Парень выдернул свой башмачок из-под ее ноги, заплясал на месте.
— Ой, сынок... Я нечаянно.
«Неужели знает? — с ужасом подумала Валентина. — Когда он узнал? От кого?».
Федор, поглядывая на часы, встал.
— Валя, нам пора.
Минутная пауза была такой напряженной, что, казалось, не выдержат нервы. Скорее, скорее отсюда!.. Валентина схватила за руку Олега. Хотя бы Виктор не повторил своего вопроса.
Но парень, к сожалению, проявил хорошую память и сам вернулся к прерванному разговору:
— Дядя, так это же я Сотник!
«Все!» — задрожал Федор.
Но нет! Он не сдастся без боя. Он будет драться до последнего.
— Оставьте нас вдвоем, — нахмурившись, сказал он Валентине.
Валентина была в замешательстве, но она верила в самообладание Федора и потянула удивленного Олега к выходу. Все равно она не могла разговаривать с Виктором в присутствии Федора, а тем более Олега.
В душе ее боролись противоречивые чувства. Хотя отношения с Федором становились все более напряженными, она была еще далеко от мысли о разрыве. Тем более сейчас, когда она убедилась: Виктор знал, что Олег — его сын. Знал и молчал, чтобы в нужный момент нанести ей удар с холодным расчетом следователя. Это, видно, принесло удовлетворение его самолюбию... Надо иметь каменное сердце, чтобы в течение десяти лет не проявить малейшей заинтересованности в судьбе собственного ребенка.
И вдруг грудь ее сжалась от приступа такой безумной тоски, что она чуть не выдала своего волнения перед сыном. Она готова была побежать назад, к кровати Виктора, и, несмотря ни на что, обо всем расспросить и все рассказать...
Однако Валентина нашла в себе силы побороть это внезапное чувство.

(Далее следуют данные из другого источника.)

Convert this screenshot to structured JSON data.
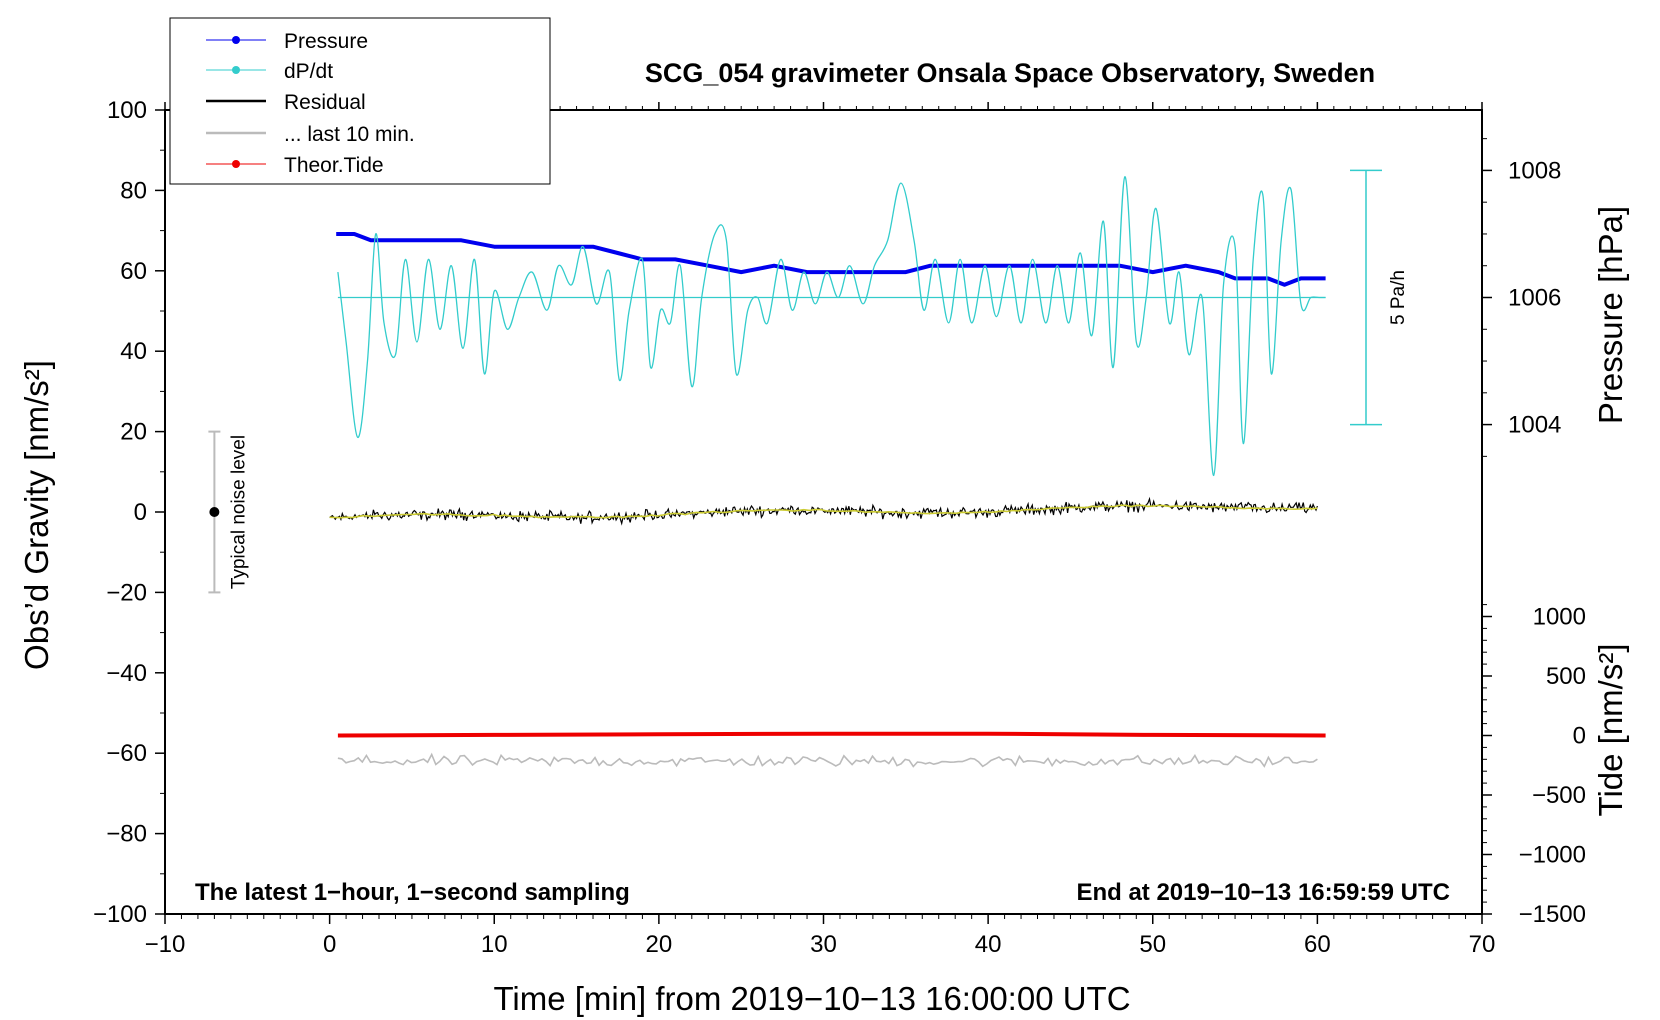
{
  "chart_data": {
    "type": "line",
    "title": "SCG_054 gravimeter Onsala Space Observatory, Sweden",
    "xlabel": "Time [min] from 2019−10−13 16:00:00 UTC",
    "ylabel_left": "Obs’d Gravity [nm/s²]",
    "ylabel_pressure": "Pressure [hPa]",
    "ylabel_tide": "Tide [nm/s²]",
    "xlim": [
      -10,
      70
    ],
    "ylim": [
      -100,
      100
    ],
    "pressure_ylim": [
      1003.6,
      1008.4
    ],
    "tide_ylim": [
      -1500,
      1500
    ],
    "x_ticks": [
      -10,
      0,
      10,
      20,
      30,
      40,
      50,
      60,
      70
    ],
    "x_tick_labels": [
      "−10",
      "0",
      "10",
      "20",
      "30",
      "40",
      "50",
      "60",
      "70"
    ],
    "y_ticks": [
      -100,
      -80,
      -60,
      -40,
      -20,
      0,
      20,
      40,
      60,
      80,
      100
    ],
    "y_tick_labels": [
      "−100",
      "−80",
      "−60",
      "−40",
      "−20",
      "0",
      "20",
      "40",
      "60",
      "80",
      "100"
    ],
    "pressure_ticks": [
      1004,
      1006,
      1008
    ],
    "pressure_tick_labels": [
      "1004",
      "1006",
      "1008"
    ],
    "tide_ticks": [
      -1500,
      -1000,
      -500,
      0,
      500,
      1000
    ],
    "tide_tick_labels": [
      "−1500",
      "−1000",
      "−500",
      "0",
      "500",
      "1000"
    ],
    "legend": [
      {
        "name": "Pressure",
        "color": "#0000ee",
        "marker": true
      },
      {
        "name": "dP/dt",
        "color": "#33cccc",
        "marker": true
      },
      {
        "name": "Residual",
        "color": "#000000",
        "marker": false
      },
      {
        "name": "... last 10 min.",
        "color": "#bbbbbb",
        "marker": false
      },
      {
        "name": "Theor.Tide",
        "color": "#ee0000",
        "marker": true
      }
    ],
    "series": [
      {
        "name": "Pressure",
        "axis": "pressure",
        "color": "#0000ee",
        "x": [
          0.4,
          1.5,
          2.5,
          4,
          6,
          8,
          10,
          12,
          14,
          16,
          17.5,
          19,
          21,
          23,
          25,
          27,
          29,
          31,
          33,
          35,
          36.5,
          38,
          40,
          42,
          44,
          46,
          48,
          50,
          52,
          54,
          55,
          57,
          58,
          59,
          60.5
        ],
        "y": [
          1007.0,
          1007.0,
          1006.9,
          1006.9,
          1006.9,
          1006.9,
          1006.8,
          1006.8,
          1006.8,
          1006.8,
          1006.7,
          1006.6,
          1006.6,
          1006.5,
          1006.4,
          1006.5,
          1006.4,
          1006.4,
          1006.4,
          1006.4,
          1006.5,
          1006.5,
          1006.5,
          1006.5,
          1006.5,
          1006.5,
          1006.5,
          1006.4,
          1006.5,
          1006.4,
          1006.3,
          1006.3,
          1006.2,
          1006.3,
          1006.3
        ]
      },
      {
        "name": "dP/dt",
        "axis": "pressure",
        "color": "#33cccc",
        "x": [
          0.5,
          1,
          1.7,
          2.3,
          2.8,
          3.3,
          4,
          4.6,
          5.3,
          6,
          6.7,
          7.4,
          8.1,
          8.8,
          9.4,
          10,
          10.8,
          11.5,
          12.3,
          13.2,
          13.9,
          14.7,
          15.4,
          16.2,
          17,
          17.6,
          18.2,
          19,
          19.5,
          20.1,
          20.7,
          21.3,
          22,
          22.6,
          23.4,
          24.1,
          24.7,
          25.4,
          26,
          26.6,
          27.4,
          28.1,
          28.8,
          29.5,
          30.2,
          30.9,
          31.6,
          32.4,
          33.1,
          33.9,
          34.7,
          35.5,
          36.1,
          36.8,
          37.6,
          38.3,
          39,
          39.8,
          40.5,
          41.3,
          42,
          42.7,
          43.5,
          44.2,
          44.9,
          45.6,
          46.3,
          47,
          47.6,
          48.3,
          49,
          49.6,
          50.2,
          51,
          51.6,
          52.2,
          53,
          53.7,
          54.3,
          55,
          55.5,
          56.1,
          56.7,
          57.2,
          57.8,
          58.4,
          59,
          59.6,
          60.1,
          60.5
        ],
        "y": [
          1006.4,
          1005.3,
          1003.8,
          1005.0,
          1007.0,
          1005.6,
          1005.1,
          1006.6,
          1005.3,
          1006.6,
          1005.5,
          1006.5,
          1005.2,
          1006.6,
          1004.8,
          1006.1,
          1005.5,
          1006.0,
          1006.4,
          1005.8,
          1006.5,
          1006.2,
          1006.8,
          1005.9,
          1006.4,
          1004.7,
          1005.8,
          1006.6,
          1004.9,
          1005.8,
          1005.6,
          1006.5,
          1004.6,
          1006.0,
          1007.0,
          1006.9,
          1004.8,
          1005.8,
          1006.0,
          1005.6,
          1006.6,
          1005.8,
          1006.4,
          1005.9,
          1006.4,
          1006.0,
          1006.5,
          1005.9,
          1006.5,
          1006.9,
          1007.8,
          1006.9,
          1005.8,
          1006.6,
          1005.6,
          1006.6,
          1005.6,
          1006.5,
          1005.7,
          1006.5,
          1005.6,
          1006.6,
          1005.6,
          1006.5,
          1005.6,
          1006.7,
          1005.4,
          1007.2,
          1004.9,
          1007.9,
          1005.3,
          1006.0,
          1007.4,
          1005.6,
          1006.4,
          1005.1,
          1006.0,
          1003.2,
          1006.2,
          1006.8,
          1003.7,
          1006.6,
          1007.6,
          1004.8,
          1006.9,
          1007.7,
          1005.9,
          1006.0,
          1006.0,
          1006.0
        ]
      },
      {
        "name": "dP/dt baseline",
        "axis": "pressure",
        "color": "#33cccc",
        "x": [
          0.5,
          60.5
        ],
        "y": [
          1006.0,
          1006.0
        ]
      },
      {
        "name": "Residual",
        "axis": "gravity",
        "color": "#000000",
        "x_range": [
          0,
          60
        ],
        "trend_start": -1.5,
        "trend_end": 1.5,
        "noise_amplitude": 2
      },
      {
        "name": "... last 10 min.",
        "axis": "gravity",
        "color": "#bbbbbb",
        "x_range": [
          0.5,
          60
        ],
        "level": -62,
        "noise_amplitude": 2
      },
      {
        "name": "Theor.Tide",
        "axis": "tide",
        "color": "#ee0000",
        "x": [
          0.5,
          10,
          20,
          30,
          40,
          50,
          60.5
        ],
        "y": [
          0,
          5,
          10,
          15,
          15,
          5,
          0
        ]
      }
    ],
    "scale_bar": {
      "label": "5 Pa/h",
      "center": 1006.0,
      "half_range": 2.0
    },
    "noise_bar": {
      "label": "Typical noise level",
      "x": -7,
      "center": 0,
      "half_range": 20
    },
    "annotations": {
      "bottom_left": "The latest 1−hour, 1−second sampling",
      "bottom_right": "End at 2019−10−13 16:59:59 UTC"
    }
  }
}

Сотник выжидающе молчал, следя за каждым движением Голубенко.
Федор поднял голову, твердо взглянул в глаза Виктору.
— Это не было ложью, — медленно сказал он, отвечая на незаданный ему вопрос. — И я, и Валентина думали, что так будет лучше...

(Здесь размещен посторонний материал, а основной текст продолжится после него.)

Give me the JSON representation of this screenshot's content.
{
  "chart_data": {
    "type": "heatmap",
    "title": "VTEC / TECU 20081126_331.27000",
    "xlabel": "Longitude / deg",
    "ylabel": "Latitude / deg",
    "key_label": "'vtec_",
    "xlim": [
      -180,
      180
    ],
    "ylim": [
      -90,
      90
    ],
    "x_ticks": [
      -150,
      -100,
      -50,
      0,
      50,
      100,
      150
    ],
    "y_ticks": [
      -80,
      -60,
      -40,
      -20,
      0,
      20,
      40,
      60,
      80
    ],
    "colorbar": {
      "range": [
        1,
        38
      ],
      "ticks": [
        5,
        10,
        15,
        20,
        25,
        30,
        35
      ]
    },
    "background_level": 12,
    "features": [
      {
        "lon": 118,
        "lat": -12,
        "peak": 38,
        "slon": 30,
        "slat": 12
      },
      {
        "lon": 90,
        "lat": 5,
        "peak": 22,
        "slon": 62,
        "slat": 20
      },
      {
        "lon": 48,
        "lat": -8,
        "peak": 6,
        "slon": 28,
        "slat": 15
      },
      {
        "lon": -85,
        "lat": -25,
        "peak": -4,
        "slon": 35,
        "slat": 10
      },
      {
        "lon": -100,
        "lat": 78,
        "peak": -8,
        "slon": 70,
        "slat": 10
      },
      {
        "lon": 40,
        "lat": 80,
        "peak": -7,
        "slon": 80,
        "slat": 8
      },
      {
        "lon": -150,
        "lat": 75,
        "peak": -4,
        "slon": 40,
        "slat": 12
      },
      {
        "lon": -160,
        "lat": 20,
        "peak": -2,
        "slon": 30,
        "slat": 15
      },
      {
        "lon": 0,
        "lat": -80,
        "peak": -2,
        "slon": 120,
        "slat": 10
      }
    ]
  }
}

Федор почти верил, что он и сейчас не прибегает ко лжи. Если это даже не полная правда, то все же полуправда, но не ложь. Разве у Валентины не возникло потом желание скрыть сына?.. Значит, он тогда только опередил события.
Голубенко сказал зажигательно, почти убежденно:
— Лучше для всех... И для тебя. Ведь тебе было бы значительно труднее, если бы ты знал. И Олегу не легче. На кого же нам жаловаться?.. Во всей этой неразберихе виновата только война. А с нее не спросишь.
— Хватит, — хмуро, сдерживая гнев, остановил его Сотник. У него не было ни малейшего желания выслушивать эти жалкие объяснения. У Виктора было много оснований не верить Федору, а Валентина всем своим поведением убедила Сотника, что Федор в своем вранье не одинок.